Extension Research Boosts Great Bay Oyster Farmers

Oyster farmers haul up a cage of oysters from Great Bay.

Jay Baker, owner of Fat Dog Shellfish Company, shows a visitor around the dock where he and his team haul up seaweed-covered cages of oysters. "The name of the game in oyster farming is moving the line," says Baker. That means opening the cages, wiping the oysters clean of mud and pests and then moving them to other cages and lowering them to the ocean floor to "grow out" until they’re large enough to harvest.

This is oyster farming in the Great Bay Estuary, where 14 farms have popped up in less than a decade. Thanks to assistance from N.H. Sea Grant and UNH Cooperative Extension, many of these growers receive professional advice and training that's helped them establish and expand their businesses.

The state's oyster farming industry is young but growing. Great Bay-grown oysters are popular with the region’s restaurants and retailers.

They're environmentally friendly, too. One oyster naturally filters about 30 to 50 gallons of water a day, removing the excess nitrogen that contributes to water pollution and eating algae and organisms harmful to the ecosystem.

Baker is among a group of New England oyster growers who participated in the Northeast Aquaculture Research Farm Network, a multi-year project directed by Extension marine aquaculture specialist Michael Chambers to test and demonstrate new aquaculture technology and practices. Chambers' research addresses the array of challenges facing local oyster farmers, from regulations to crop management to consumer appeal. Farmers have also received help with identifying diseases and predators that affect oyster growth.

One technology tackles all three of those areas. Current regulations limit oyster grow-out in the estuary to "bottom culture." Farmers must grow oysters on the estuary's floor, where space is limited and oysters are susceptible to predators. On Baker's farm, however, Chambers' team installed an oyster flip bag system. This surface-culture method uses bags of oysters suspended at the water's surface, rolling over as the tide comes in and out.

Bringing oyster cultivation closer to the surface yields many benefits, Chambers says. The tumbling action and warm, nutrient-rich surface waters serve the oysters well. The bags also help shape the oysters, giving them a deep cup that makes them appealing to consumers and increases their market value.

"The flip bag experiment really addressed product quality," says Baker.

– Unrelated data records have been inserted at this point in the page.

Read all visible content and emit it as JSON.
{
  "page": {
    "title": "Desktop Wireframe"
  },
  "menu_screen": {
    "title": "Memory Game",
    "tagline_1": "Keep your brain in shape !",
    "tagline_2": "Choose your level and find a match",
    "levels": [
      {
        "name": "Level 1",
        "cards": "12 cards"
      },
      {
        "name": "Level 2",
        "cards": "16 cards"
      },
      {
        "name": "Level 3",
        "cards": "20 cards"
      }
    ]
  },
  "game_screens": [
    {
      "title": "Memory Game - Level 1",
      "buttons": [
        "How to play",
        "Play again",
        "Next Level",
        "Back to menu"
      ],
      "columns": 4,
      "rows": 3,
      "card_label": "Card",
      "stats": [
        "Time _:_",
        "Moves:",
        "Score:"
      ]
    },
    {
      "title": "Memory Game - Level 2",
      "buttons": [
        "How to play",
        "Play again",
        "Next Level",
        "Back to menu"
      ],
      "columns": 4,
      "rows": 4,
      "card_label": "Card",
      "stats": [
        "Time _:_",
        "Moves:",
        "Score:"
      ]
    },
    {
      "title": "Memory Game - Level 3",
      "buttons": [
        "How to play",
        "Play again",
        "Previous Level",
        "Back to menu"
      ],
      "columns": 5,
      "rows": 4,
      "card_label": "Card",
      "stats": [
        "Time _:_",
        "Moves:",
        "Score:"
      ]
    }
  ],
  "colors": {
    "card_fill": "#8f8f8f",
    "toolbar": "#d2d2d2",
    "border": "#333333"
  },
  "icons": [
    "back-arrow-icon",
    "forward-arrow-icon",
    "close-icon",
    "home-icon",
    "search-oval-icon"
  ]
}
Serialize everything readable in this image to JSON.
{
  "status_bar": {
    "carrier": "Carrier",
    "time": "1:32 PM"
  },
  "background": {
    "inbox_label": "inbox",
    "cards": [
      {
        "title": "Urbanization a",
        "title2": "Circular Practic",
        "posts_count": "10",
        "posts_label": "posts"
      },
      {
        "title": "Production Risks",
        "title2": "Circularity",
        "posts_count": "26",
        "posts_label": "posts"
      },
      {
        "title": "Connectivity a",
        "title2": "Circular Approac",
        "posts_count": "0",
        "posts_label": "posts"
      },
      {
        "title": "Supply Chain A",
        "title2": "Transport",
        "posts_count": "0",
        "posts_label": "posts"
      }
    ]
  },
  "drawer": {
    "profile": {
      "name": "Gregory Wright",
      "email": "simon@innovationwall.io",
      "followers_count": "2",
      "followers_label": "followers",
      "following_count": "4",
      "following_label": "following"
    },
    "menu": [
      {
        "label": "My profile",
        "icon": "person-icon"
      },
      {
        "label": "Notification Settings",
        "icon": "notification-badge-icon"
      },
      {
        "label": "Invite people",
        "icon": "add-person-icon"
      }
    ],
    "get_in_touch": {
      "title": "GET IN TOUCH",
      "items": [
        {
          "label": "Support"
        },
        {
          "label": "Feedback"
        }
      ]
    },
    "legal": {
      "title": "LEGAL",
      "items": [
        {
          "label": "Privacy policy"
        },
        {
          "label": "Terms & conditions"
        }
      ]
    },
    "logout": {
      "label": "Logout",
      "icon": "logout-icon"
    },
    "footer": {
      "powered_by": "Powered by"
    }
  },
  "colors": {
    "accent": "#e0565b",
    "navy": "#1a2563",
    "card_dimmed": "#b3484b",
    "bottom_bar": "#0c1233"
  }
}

Surface-culture research also offers a way for the state's oyster farming industry to expand. "We could increase the area where oyster production occurs," Chambers says. "As we look to the future, there's not a whole lot of space left (in the estuary) to grow shellfish."

The flip-bag research also gives farmers the data and experience necessary for working with regulators to create surface-culture regulations. "It will probably take one farmer to break the ice," he says. If these methods take off, it could result in more oysters growing in the estuary. That means busy farmers, happy consumers, and healthy waters — an example of the briny bivalves' big influence on the bay.